Confusion entretenue « entre salaire et lutte contre la pauvreté »
Édouard Philippe met en avant d’autres exemples : « Tous les salariés célibataires sans enfant auront 100 euros de plus jusqu’à 1 560 euros net de revenus. Avec un enfant, une mère célibataire (...) pourra percevoir la prime jusqu’à 2 000 euros de salaire. Un couple (avec) deux enfants, dont l’un gagne le Smic et l’autre 1 750 euros, verra ses revenus augmenter de 200 euros. » Il n’empêche que près de la moitié (45 %) des smicards devront s’en passer, au nom des revenus que gagne leur conjoint. « La hausse de la prime d’activité devait intervenir en janvier, elle interviendra en février. Elle devait concerner tous les smicards, elle n’en concernera plus qu’un sur deux… Quand le gouvernement parle de loi sur les fake news (fausses nouvelles – NDLR), la plus grosse des fake news vient de l’Élysée », grince le porte-parole du PCF et tête de liste communiste pour les élections européennes, Ian Brossat.

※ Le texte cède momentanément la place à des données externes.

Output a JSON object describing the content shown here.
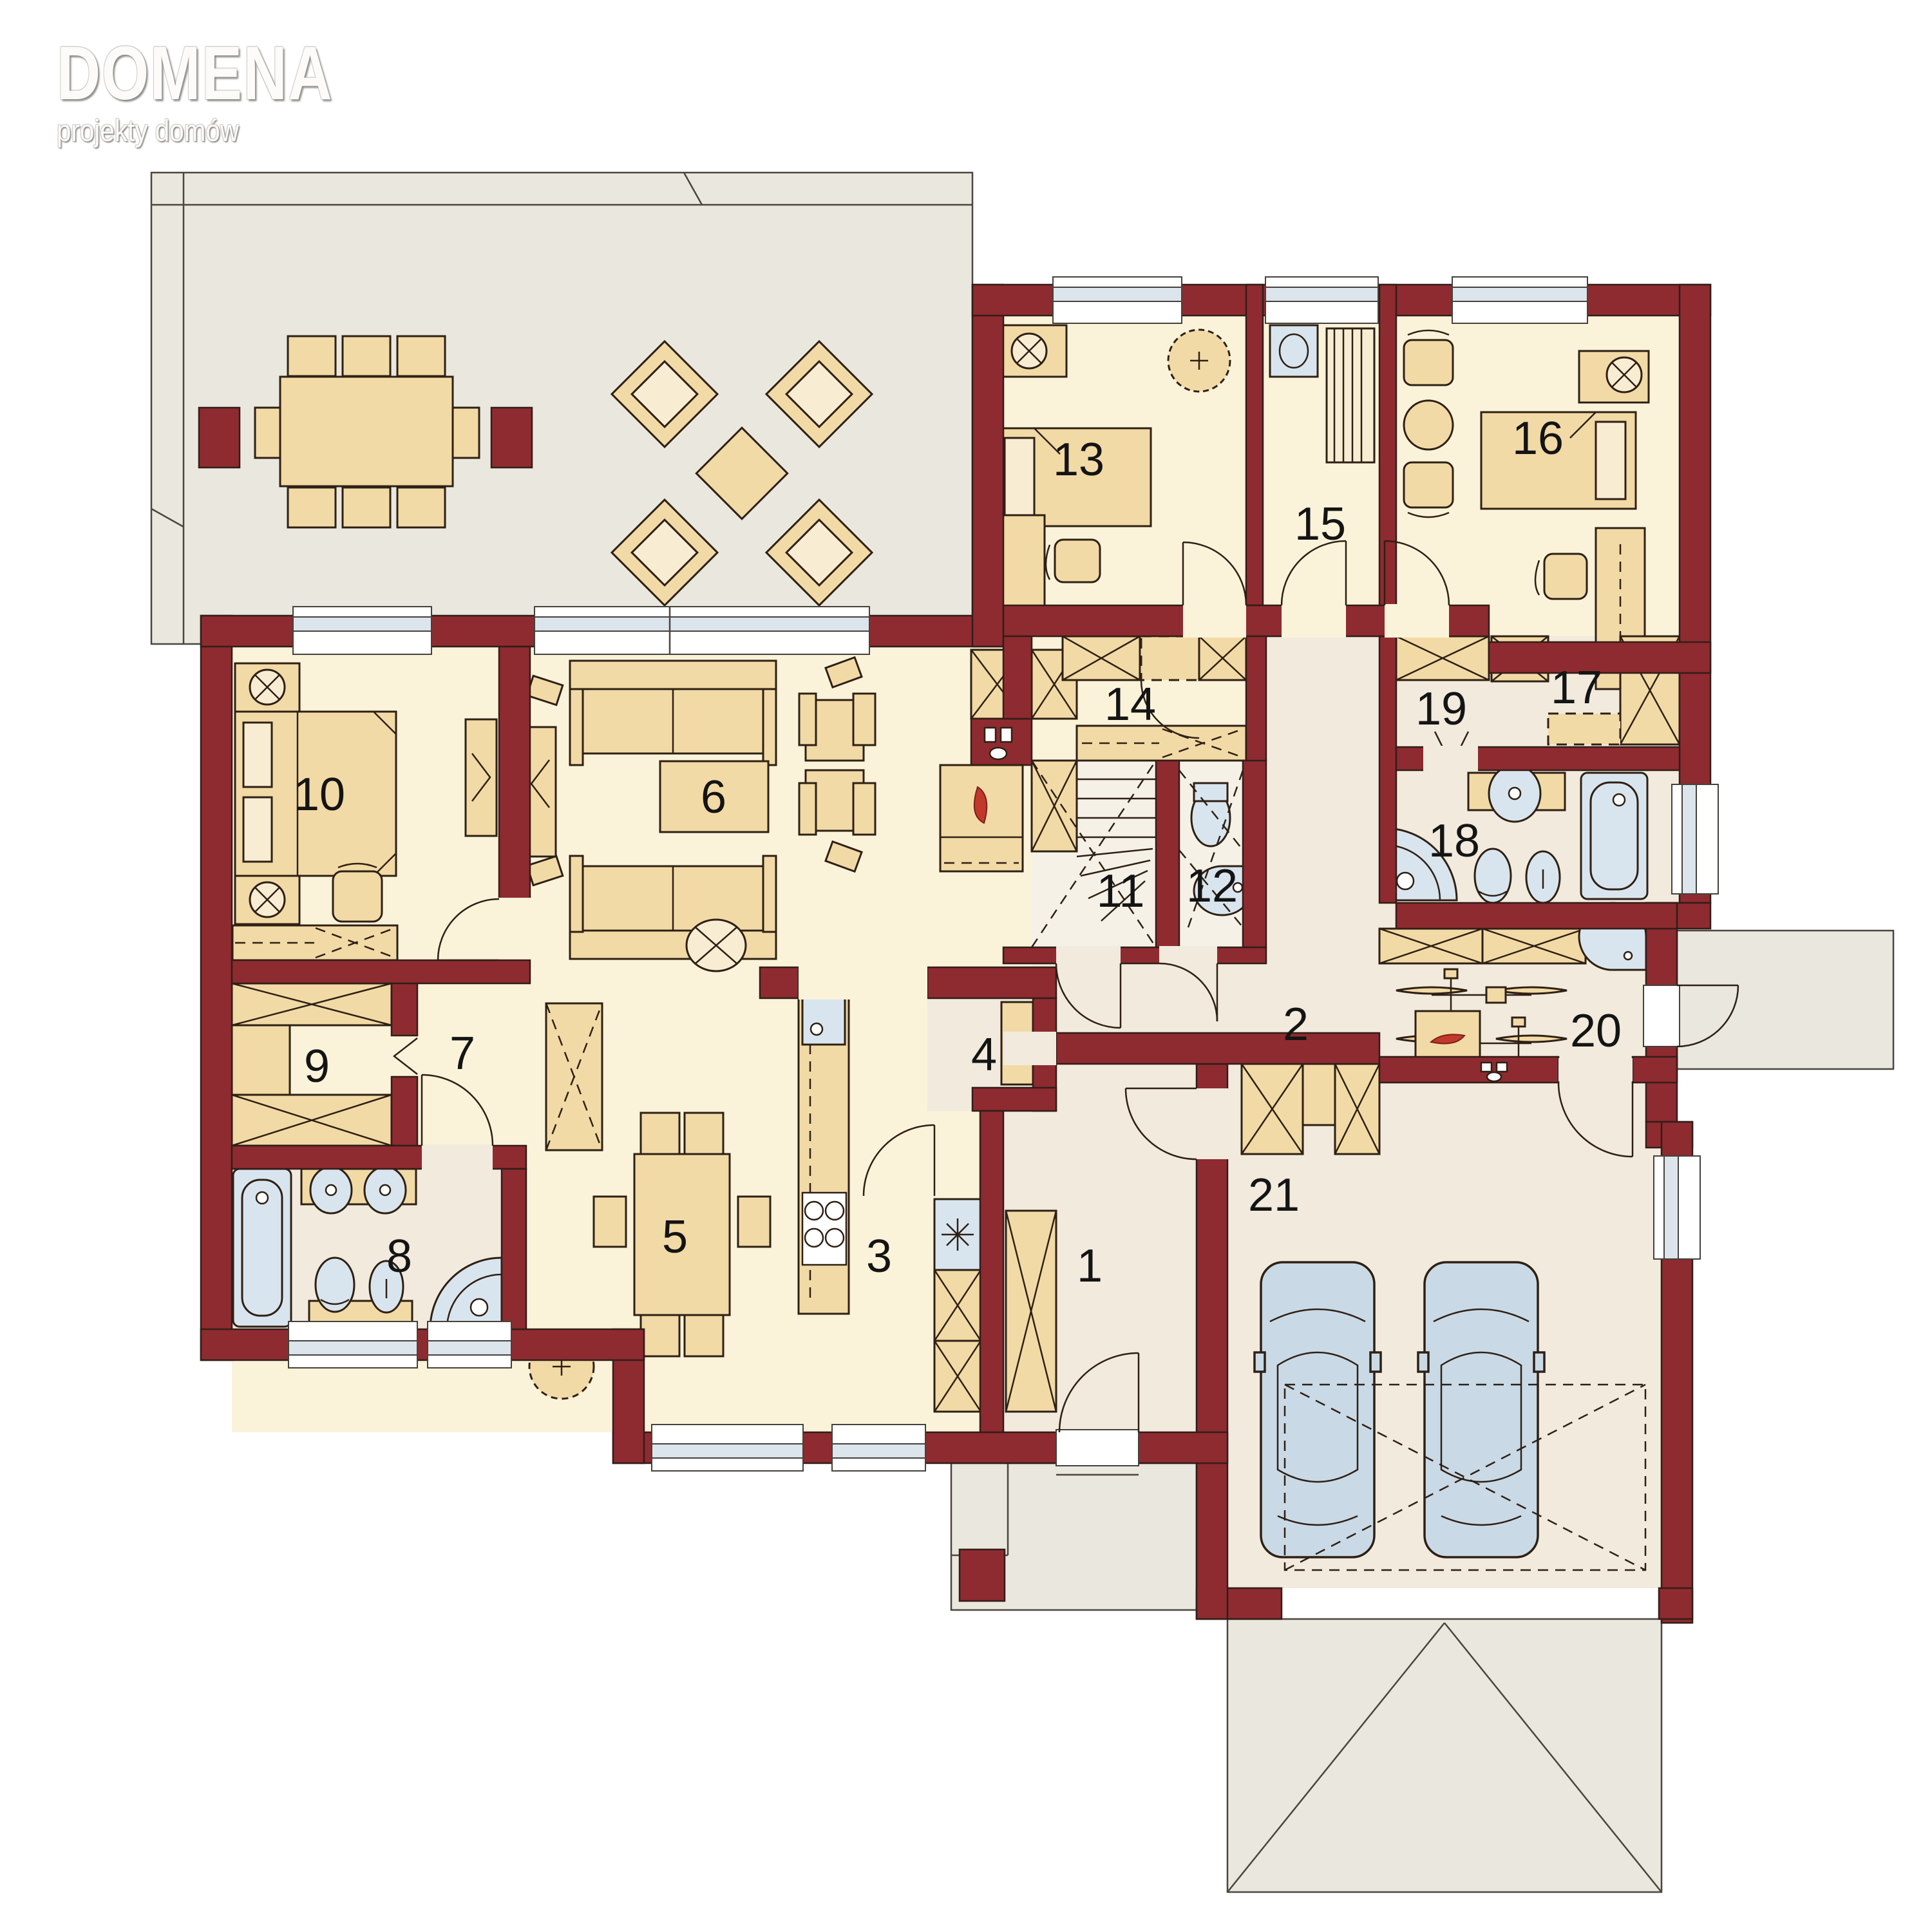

Boris Plazzi, dirigeant confédéral de la CGT en charge de la question des salaires, a fait les comptes : « Cela signifie qu’environ un million de travailleurs, et en particulier de travailleuses, ne toucheront pas ce que le président de la République leur avait pourtant promis. » Les femmes, qui perçoivent une rémunération en moyenne inférieure de 24 % aux hommes et représentent 58 % des deux millions de personnes payées au Smic, sont en effet mathématiquement désignées pour être les victimes de l’arbitrage gouvernemental en faveur d’une hausse de la prime d’activité, une aide sociale calculée selon les revenus du foyer et non le salaire perçu par la ou le bénéficiaire. « Le fait que davantage de foyers touchent la prime d’activité ne peut aucunement compenser l’injustice faite à ces travailleuses et travailleurs au Smic », dénonce Boris Plazzi.

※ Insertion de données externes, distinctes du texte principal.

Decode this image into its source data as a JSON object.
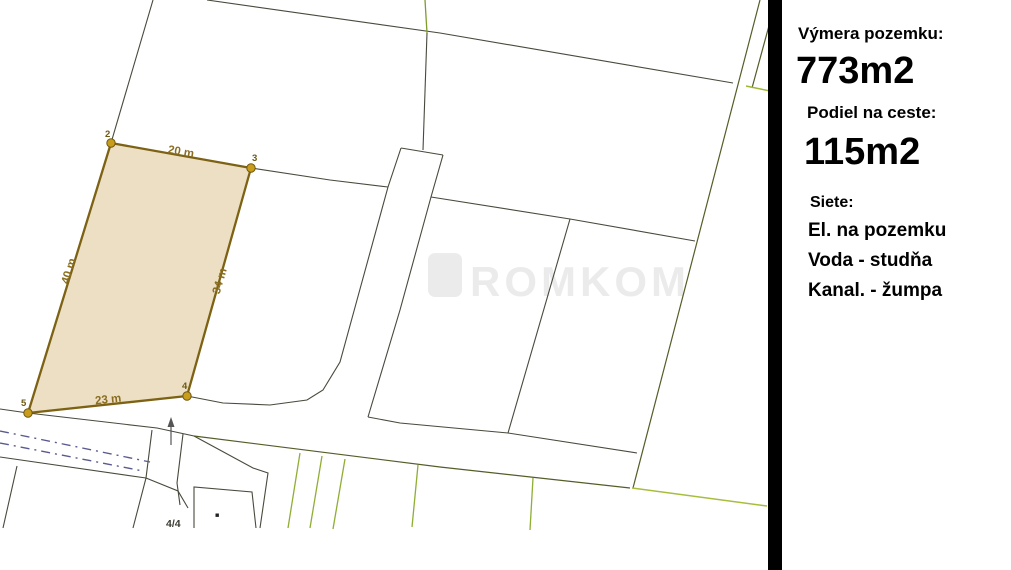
{
  "panel": {
    "area_label": "Výmera pozemku:",
    "area_value": "773m2",
    "road_share_label": "Podiel na ceste:",
    "road_share_value": "115m2",
    "utilities_label": "Siete:",
    "utilities": [
      "El. na pozemku",
      "Voda - studňa",
      "Kanal. - žumpa"
    ]
  },
  "map": {
    "plot": {
      "vertex_labels": [
        "2",
        "3",
        "4",
        "5"
      ],
      "dimensions": {
        "top": "20 m",
        "right": "34 m",
        "left": "40 m",
        "bottom": "23 m"
      }
    },
    "parcel_number": "4/4",
    "watermark": "ROMKOM"
  },
  "colors": {
    "plot_fill": "#ecdfc3",
    "plot_border": "#7d6214",
    "vertex_dot": "#c89d1b",
    "boundary_dark": "#474a3c",
    "boundary_olive": "#565c28",
    "boundary_bright_green": "#a6be3c",
    "fence_green": "#8fae33",
    "road_axis_blue": "#5a5a8f",
    "divider": "#000000"
  }
}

Pourtant, Édouard Philippe avait promis textuellement tout autre chose à l’Assemblée nationale, mardi dernier. « Nous voulons que l’ensemble de ceux qui sont rémunérés au Smic bénéficient d’une augmentation substantielle de 100 euros, comme l’a dit le président de la République », avait-il affirmé devant les députés. Pour justifier son revirement, le chef du gouvernement s’est livré à une sidérante réflexion dans les Échos : « Cela peut paraître étonnant, mais 1,2 million de salariés payés autour du Smic (c’est-à-dire la majorité d’entre eux – NDLR) se trouvent dans les 30 % des foyers les plus aisés. (…) Prendre en compte l’ensemble des revenus ne me paraît pas scandaleux. C’est même un sujet de justice sociale. » CQFD. Cette confusion entretenue « entre salaire et lutte contre la pauvreté » est la rançon de « la volonté de décrocher le Smic de la notion de rémunération de la force de travail, décrypte Michel Husson, membre des Économistes atterrés. Cela de manière à justifier à tout prix que le patronat ne paye pas. Mais s’il faut ‘‘que le travail paie’’, comme l’a reconnu lui-même Édouard Philippe, cela passe par des hausses de salaire et non par des compléments bricolés ».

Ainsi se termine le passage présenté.